In the right triangle shown, segment AD is drawn from vertex A perpendicular to hypotenuse BC. If AB = 6...

1. TRANSLATE the problem information

• Given information:
  • Triangle ABC with right angle at vertex A
  • \(\mathrm{AB = 6}\) (one leg of the right triangle)
  • \(\mathrm{AC = 8}\) (other leg of the right triangle)
  • BC is the hypotenuse
  • AD is perpendicular to BC (altitude from right angle to hypotenuse)

• What we need to find:
  • Length of AD

2. INFER the solution strategy

The key insight here is recognizing that we don't have the hypotenuse length yet, but we need it. So our strategy is:

1. First, find BC using the Pythagorean theorem
2. Then use the fact that area can be calculated in two different ways

3. SIMPLIFY to find the hypotenuse

Apply the Pythagorean theorem:

\(\mathrm{BC^2 = AB^2 + AC^2}\)

\(\mathrm{BC^2 = 6^2 + 8^2}\)

\(\mathrm{BC^2 = 36 + 64}\)

\(\mathrm{BC^2 = 100}\)

\(\mathrm{BC = 10}\)

This is a classic 6-8-10 right triangle (a multiple of the 3-4-5 Pythagorean triple).

4. INFER the area relationship

Here's where the magic happens.

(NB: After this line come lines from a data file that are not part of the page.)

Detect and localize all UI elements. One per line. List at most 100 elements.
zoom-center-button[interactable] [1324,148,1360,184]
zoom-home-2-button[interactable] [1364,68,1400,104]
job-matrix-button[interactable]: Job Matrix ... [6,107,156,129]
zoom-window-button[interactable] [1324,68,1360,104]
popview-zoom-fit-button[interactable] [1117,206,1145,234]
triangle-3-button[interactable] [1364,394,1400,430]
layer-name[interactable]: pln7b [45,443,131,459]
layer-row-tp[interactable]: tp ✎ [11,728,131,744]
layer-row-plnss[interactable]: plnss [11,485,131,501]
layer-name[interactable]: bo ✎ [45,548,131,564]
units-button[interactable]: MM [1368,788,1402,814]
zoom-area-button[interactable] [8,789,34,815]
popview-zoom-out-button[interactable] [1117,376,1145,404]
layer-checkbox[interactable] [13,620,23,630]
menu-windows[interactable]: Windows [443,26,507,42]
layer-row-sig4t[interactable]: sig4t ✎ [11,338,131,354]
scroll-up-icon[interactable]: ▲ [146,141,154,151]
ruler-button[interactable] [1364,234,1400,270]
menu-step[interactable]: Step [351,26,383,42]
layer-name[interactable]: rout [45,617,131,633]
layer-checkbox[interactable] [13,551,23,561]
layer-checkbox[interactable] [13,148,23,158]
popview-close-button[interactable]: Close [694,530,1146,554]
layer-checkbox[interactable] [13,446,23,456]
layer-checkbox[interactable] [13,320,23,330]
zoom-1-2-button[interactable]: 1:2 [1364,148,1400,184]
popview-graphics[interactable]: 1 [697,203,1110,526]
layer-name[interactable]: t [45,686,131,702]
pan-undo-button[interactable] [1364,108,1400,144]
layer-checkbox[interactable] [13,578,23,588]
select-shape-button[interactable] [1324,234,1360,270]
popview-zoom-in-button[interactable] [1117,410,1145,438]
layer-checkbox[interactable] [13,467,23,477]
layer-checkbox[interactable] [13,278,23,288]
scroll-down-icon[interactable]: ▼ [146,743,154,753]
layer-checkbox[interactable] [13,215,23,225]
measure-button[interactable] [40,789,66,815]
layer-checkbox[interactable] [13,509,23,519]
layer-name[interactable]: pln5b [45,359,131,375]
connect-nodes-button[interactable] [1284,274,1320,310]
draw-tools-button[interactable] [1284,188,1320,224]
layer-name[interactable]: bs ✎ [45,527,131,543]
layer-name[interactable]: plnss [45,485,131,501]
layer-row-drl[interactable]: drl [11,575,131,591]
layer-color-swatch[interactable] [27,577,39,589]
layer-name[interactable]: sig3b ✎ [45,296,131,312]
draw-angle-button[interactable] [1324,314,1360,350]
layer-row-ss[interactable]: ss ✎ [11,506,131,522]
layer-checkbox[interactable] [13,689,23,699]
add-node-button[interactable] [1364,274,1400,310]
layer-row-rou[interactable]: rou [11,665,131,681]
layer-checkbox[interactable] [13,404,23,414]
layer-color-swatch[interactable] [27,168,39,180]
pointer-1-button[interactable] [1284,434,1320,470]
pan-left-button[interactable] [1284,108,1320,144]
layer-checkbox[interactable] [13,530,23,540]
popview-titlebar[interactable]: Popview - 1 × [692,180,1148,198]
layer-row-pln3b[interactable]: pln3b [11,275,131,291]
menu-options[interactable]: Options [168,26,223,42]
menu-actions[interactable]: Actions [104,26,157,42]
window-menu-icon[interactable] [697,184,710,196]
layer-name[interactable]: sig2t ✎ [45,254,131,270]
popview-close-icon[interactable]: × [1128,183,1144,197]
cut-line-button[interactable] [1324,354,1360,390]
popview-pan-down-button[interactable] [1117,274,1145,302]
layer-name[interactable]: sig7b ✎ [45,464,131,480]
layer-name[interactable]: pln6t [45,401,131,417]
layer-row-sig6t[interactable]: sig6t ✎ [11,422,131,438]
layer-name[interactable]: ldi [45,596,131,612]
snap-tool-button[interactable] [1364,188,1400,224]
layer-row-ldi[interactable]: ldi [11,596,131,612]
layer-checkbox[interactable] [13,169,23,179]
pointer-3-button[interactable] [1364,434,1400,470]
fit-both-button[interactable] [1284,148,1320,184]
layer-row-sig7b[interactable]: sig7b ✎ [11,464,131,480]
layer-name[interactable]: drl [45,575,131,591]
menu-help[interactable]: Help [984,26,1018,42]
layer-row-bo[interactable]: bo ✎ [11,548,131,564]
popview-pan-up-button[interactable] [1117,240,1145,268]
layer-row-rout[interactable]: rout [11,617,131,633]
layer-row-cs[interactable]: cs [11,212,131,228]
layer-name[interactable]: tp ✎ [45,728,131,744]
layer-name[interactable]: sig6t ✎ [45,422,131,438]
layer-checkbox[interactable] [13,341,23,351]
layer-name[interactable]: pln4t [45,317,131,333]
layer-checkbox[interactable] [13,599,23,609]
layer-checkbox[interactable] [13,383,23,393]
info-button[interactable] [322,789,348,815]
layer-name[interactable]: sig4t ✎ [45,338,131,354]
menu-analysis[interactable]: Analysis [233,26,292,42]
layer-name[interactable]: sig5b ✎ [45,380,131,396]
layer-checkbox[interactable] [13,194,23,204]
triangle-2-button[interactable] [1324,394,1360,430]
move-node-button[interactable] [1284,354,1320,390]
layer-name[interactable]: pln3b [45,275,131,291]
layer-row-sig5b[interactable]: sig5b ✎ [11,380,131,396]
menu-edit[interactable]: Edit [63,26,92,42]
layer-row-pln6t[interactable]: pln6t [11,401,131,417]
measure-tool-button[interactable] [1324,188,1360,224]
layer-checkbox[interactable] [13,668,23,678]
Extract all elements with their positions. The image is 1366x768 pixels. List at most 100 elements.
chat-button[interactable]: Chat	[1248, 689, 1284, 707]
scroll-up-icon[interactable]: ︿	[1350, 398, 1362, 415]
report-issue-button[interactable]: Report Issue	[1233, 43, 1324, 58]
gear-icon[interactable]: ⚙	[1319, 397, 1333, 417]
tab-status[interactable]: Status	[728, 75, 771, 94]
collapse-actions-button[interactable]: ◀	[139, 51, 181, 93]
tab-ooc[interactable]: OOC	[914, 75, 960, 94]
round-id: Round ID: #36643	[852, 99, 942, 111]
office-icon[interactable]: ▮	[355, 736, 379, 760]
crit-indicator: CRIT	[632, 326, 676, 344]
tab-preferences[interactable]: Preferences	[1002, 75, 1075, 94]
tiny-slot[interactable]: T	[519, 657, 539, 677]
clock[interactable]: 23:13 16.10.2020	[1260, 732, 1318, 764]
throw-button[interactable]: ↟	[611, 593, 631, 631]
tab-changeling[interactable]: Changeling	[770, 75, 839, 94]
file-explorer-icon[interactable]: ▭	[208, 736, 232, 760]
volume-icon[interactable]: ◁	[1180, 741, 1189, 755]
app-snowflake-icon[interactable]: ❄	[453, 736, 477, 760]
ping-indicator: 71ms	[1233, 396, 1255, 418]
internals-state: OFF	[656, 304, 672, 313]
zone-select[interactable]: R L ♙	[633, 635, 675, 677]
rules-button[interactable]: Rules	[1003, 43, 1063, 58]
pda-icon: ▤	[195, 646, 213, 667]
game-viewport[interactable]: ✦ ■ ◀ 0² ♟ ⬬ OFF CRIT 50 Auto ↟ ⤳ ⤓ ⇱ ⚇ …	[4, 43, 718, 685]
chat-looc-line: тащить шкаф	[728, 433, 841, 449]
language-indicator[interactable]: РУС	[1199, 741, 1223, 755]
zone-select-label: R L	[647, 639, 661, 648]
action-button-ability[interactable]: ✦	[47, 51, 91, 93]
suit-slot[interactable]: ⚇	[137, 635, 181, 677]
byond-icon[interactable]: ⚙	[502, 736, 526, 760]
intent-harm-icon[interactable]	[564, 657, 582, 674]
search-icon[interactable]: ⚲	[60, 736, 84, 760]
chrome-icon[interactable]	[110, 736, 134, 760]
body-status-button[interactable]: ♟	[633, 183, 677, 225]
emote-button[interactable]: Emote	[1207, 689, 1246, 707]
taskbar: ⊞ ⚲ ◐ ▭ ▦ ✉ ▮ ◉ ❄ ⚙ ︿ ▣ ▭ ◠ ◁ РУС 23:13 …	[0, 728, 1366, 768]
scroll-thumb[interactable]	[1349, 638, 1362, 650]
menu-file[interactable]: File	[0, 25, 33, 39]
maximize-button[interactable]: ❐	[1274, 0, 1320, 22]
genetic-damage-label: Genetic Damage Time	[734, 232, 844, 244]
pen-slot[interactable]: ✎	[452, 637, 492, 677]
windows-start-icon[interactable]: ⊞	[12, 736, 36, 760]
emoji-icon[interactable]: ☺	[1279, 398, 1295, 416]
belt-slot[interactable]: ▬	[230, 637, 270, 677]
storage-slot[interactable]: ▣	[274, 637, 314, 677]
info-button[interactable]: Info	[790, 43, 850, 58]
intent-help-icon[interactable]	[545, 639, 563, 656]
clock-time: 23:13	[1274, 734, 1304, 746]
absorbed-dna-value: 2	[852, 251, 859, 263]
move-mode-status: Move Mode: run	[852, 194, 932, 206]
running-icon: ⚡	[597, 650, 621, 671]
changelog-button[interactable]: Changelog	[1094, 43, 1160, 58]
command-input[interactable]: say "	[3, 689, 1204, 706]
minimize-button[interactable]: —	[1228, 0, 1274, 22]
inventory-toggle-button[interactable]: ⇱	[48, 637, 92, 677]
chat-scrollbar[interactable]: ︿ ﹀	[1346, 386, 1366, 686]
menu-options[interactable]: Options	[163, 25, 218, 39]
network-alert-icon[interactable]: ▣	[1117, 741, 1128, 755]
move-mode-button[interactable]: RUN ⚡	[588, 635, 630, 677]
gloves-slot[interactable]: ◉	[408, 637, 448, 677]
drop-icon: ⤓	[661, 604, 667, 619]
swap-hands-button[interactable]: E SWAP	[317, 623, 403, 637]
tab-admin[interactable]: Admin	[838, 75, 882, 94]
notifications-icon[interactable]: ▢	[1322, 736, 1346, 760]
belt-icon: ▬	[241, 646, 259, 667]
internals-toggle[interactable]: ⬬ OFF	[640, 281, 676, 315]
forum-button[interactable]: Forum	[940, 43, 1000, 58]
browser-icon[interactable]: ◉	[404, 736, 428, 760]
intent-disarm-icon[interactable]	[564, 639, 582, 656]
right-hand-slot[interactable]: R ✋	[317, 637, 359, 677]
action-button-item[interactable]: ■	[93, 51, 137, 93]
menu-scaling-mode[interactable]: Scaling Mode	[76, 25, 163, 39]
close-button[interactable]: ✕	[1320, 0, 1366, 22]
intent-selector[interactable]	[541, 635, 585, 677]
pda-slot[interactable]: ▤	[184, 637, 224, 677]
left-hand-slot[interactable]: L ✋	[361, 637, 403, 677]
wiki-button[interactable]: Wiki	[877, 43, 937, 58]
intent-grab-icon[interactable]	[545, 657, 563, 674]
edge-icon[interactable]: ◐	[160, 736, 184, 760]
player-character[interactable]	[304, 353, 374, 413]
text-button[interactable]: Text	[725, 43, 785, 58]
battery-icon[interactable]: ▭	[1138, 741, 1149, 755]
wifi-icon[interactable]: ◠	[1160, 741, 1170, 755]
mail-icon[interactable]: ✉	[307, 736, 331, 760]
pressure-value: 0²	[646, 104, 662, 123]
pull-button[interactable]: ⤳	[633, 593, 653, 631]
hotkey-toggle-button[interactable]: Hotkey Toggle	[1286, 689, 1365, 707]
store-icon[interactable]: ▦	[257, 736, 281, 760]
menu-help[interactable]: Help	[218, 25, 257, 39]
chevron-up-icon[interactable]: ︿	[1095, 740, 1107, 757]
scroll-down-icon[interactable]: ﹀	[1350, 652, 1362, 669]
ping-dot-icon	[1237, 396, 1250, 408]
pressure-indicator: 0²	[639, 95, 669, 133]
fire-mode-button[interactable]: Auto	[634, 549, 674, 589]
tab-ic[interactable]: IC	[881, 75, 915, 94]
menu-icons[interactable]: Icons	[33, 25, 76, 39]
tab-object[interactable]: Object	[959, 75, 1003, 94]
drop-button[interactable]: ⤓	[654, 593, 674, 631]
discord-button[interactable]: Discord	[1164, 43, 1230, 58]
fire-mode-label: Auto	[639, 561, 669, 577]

The area of triangle ABC can be calculated in two different ways:

• Using the two legs as base and height:
  \(\mathrm{Area = \frac{1}{2} \times AB \times AC = \frac{1}{2} \times 6 \times 8 = 24}\)

• Using the hypotenuse as base and AD as height:
  \(\mathrm{Area = \frac{1}{2} \times BC \times AD = \frac{1}{2} \times 10 \times AD = 5 \times AD}\)

Since both expressions represent the same area, we can set them equal!

5. SIMPLIFY to solve for AD

Set the two area expressions equal:

\(\mathrm{24 = 5 \times AD}\)

\(\mathrm{AD = \frac{24}{5}}\)

\(\mathrm{AD = 4.8}\)

Answer: C (4.8)

Why Students Usually Falter on This Problem

Most Common Error Path:

Weak INFER skill: Students may incorrectly assume a simple geometric relationship that doesn't actually exist. For example, they might think that the altitude to the hypotenuse divides the hypotenuse into two equal parts, or that the altitude equals half the hypotenuse length.

Using this faulty reasoning: \(\mathrm{AD = \frac{BC}{2} = \frac{10}{2} = 5}\)

This may lead them to select Choice D (5.0).

Second Most Common Error:

Weak INFER skill: Students might not recognize that they need to find BC first before they can solve for AD. They might try to use the given side lengths (6 and 8) directly in some incorrect formula or relationship, leading to confusion about how to proceed.

This causes them to get stuck and guess among the answer choices.

The Bottom Line:

This problem requires understanding that a triangle's area is invariant—it doesn't matter which side you choose as the base, the area remains the same. This insight allows you to create an equation with the unknown altitude. Students who try to find a direct geometric relationship without using the area approach often struggle or arrive at incorrect answers.